Public Justice is representing Americans for Financial Reform, an organization dedicated to transparency for all financial products, in asking the court to unseal briefs and exhibits being hidden by the defense in the FTC’s case.
In April 2012, the FTC sued a bunch of online payday lenders alleging that the defendants engaged in deceptive acts and practices in connection with their payday loans. The defendants in the case—lenders operating a myriad of websites and claiming association with Native American Tribes to avoid complying with state laws—conditioned their loans on electronic access to borrower bank accounts. Then the lenders made periodic withdrawals in amounts that far exceeded the total of payments represented in their loan documents. Oh, and their collection practices included threatening consumers with arrest or legal action if they didn’t pay up. These behaviors aren’t just sketchy; they are prohibited by federal laws.
In the years of litigation that have followed, much of the information filed in this case, hundreds of pages of briefs and exhibits including details about the loans and various documents produced the defendants, have been sealed.
Many of these documents weren’t sealed because a party had made the showing—required by the First Amendment and federal common law—to overcome the public’s presumptive right of access. Instead, they were sealed out of “an abundance of caution.” Caution doesn’t meet the high legal standard required for secrecy. Accordingly, we are asking the court to immediately unseal these records.

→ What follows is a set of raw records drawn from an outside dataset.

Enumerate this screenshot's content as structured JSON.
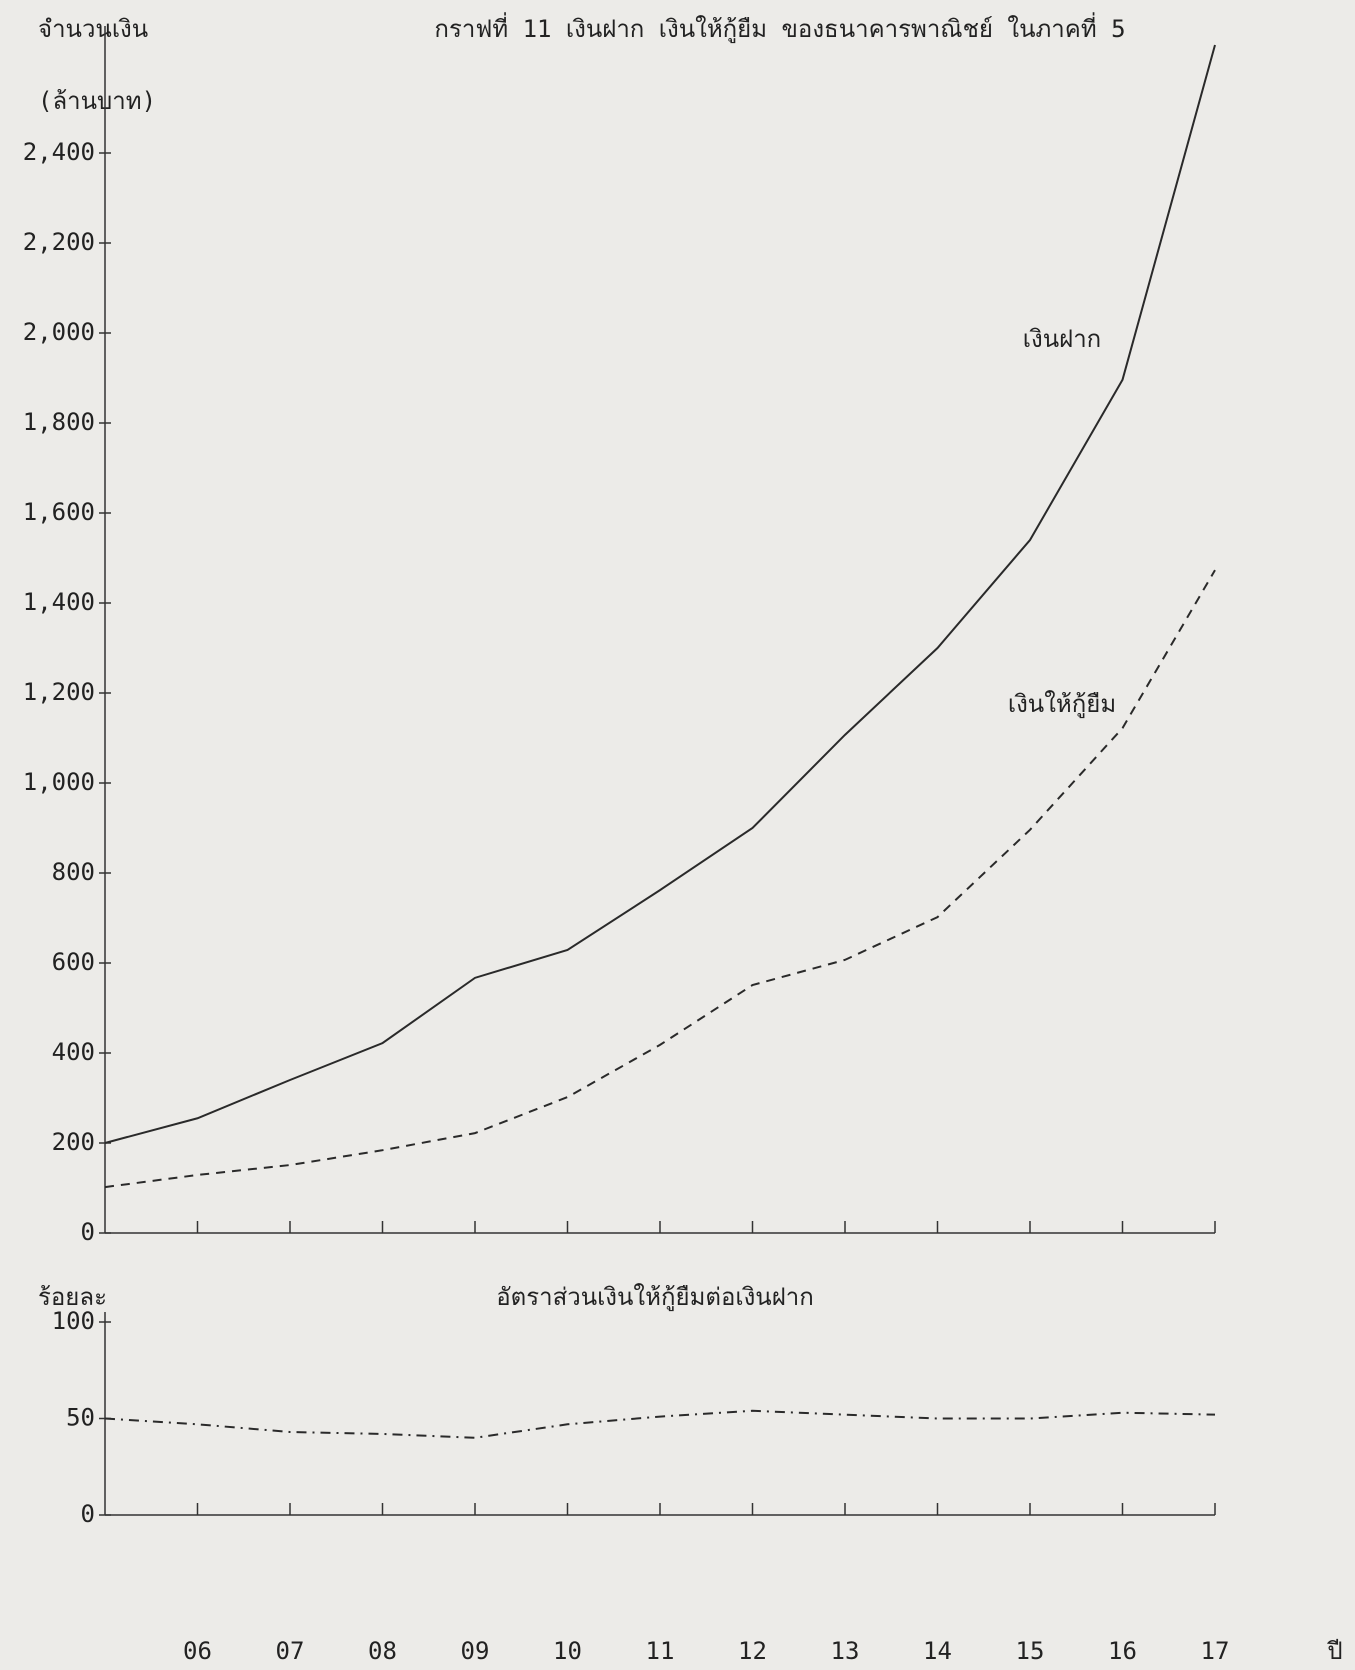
{
  "chart_data": [
    {
      "type": "line",
      "title": "กราฟที่ 11 เงินฝาก เงินให้กู้ยืม ของธนาคารพาณิชย์ ในภาคที่ 5",
      "y_label": "จำนวนเงิน",
      "y_unit": "(ล้านบาท)",
      "x": [
        5,
        6,
        7,
        8,
        9,
        10,
        11,
        12,
        13,
        14,
        15,
        16,
        17
      ],
      "xlim": [
        5,
        17
      ],
      "xticks": [
        6,
        7,
        8,
        9,
        10,
        11,
        12,
        13,
        14,
        15,
        16,
        17
      ],
      "ylim": [
        0,
        2660
      ],
      "yticks": [
        0,
        200,
        400,
        600,
        800,
        {
          "value": 1000,
          "label": "1,000"
        },
        {
          "value": 1200,
          "label": "1,200"
        },
        {
          "value": 1400,
          "label": "1,400"
        },
        {
          "value": 1600,
          "label": "1,600"
        },
        {
          "value": 1800,
          "label": "1,800"
        },
        {
          "value": 2000,
          "label": "2,000"
        },
        {
          "value": 2200,
          "label": "2,200"
        },
        {
          "value": 2400,
          "label": "2,400"
        }
      ],
      "series": [
        {
          "name": "เงินฝาก",
          "color": "#2a2a2a",
          "style": "solid",
          "values": [
            200,
            255,
            340,
            422,
            567,
            629,
            762,
            900,
            1107,
            1300,
            1540,
            1896,
            2640
          ]
        },
        {
          "name": "เงินให้กู้ยืม",
          "color": "#2a2a2a",
          "style": "dashed",
          "values": [
            102,
            129,
            151,
            184,
            222,
            302,
            418,
            551,
            607,
            702,
            896,
            1122,
            1473
          ]
        }
      ]
    },
    {
      "type": "line",
      "title": "อัตราส่วนเงินให้กู้ยืมต่อเงินฝาก",
      "y_label": "ร้อยละ",
      "x_label": "ปี",
      "x": [
        5,
        6,
        7,
        8,
        9,
        10,
        11,
        12,
        13,
        14,
        15,
        16,
        17
      ],
      "xlim": [
        5,
        17
      ],
      "xticks": [
        {
          "value": 6,
          "label": "06"
        },
        {
          "value": 7,
          "label": "07"
        },
        {
          "value": 8,
          "label": "08"
        },
        {
          "value": 9,
          "label": "09"
        },
        10,
        11,
        12,
        13,
        14,
        15,
        16,
        17
      ],
      "ylim": [
        0,
        100
      ],
      "yticks": [
        0,
        50,
        100
      ],
      "series": [
        {
          "color": "#2a2a2a",
          "style": "dashdot",
          "values": [
            50,
            47,
            43,
            42,
            40,
            47,
            51,
            54,
            52,
            50,
            50,
            53,
            52
          ]
        }
      ]
    }
  ]
}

As my colleagues have recently lamented in a case regarding defective highway guardrails, it shouldn’t be a secret when products are unsafe. That is just as true when the products in question are payday loans—high interest loans marketed to desperate and vulnerable borrowers to trap them in a cycle of debt. And it’s especially true in a case where the central allegations are that a payday lending enterprise violated federal laws by obscuring the terms of its online loans.
For years, the payday lenders in this case thrived by using a maze of websites and corporate structures. Keeping documents about these loans secret and away from the public eye further hides the illicit practices at the heart of this litigation. We’ve got a right to know what’s happening in our courts. Public Justice is committed to making sure that right protects the public and not the secrets of payday lenders.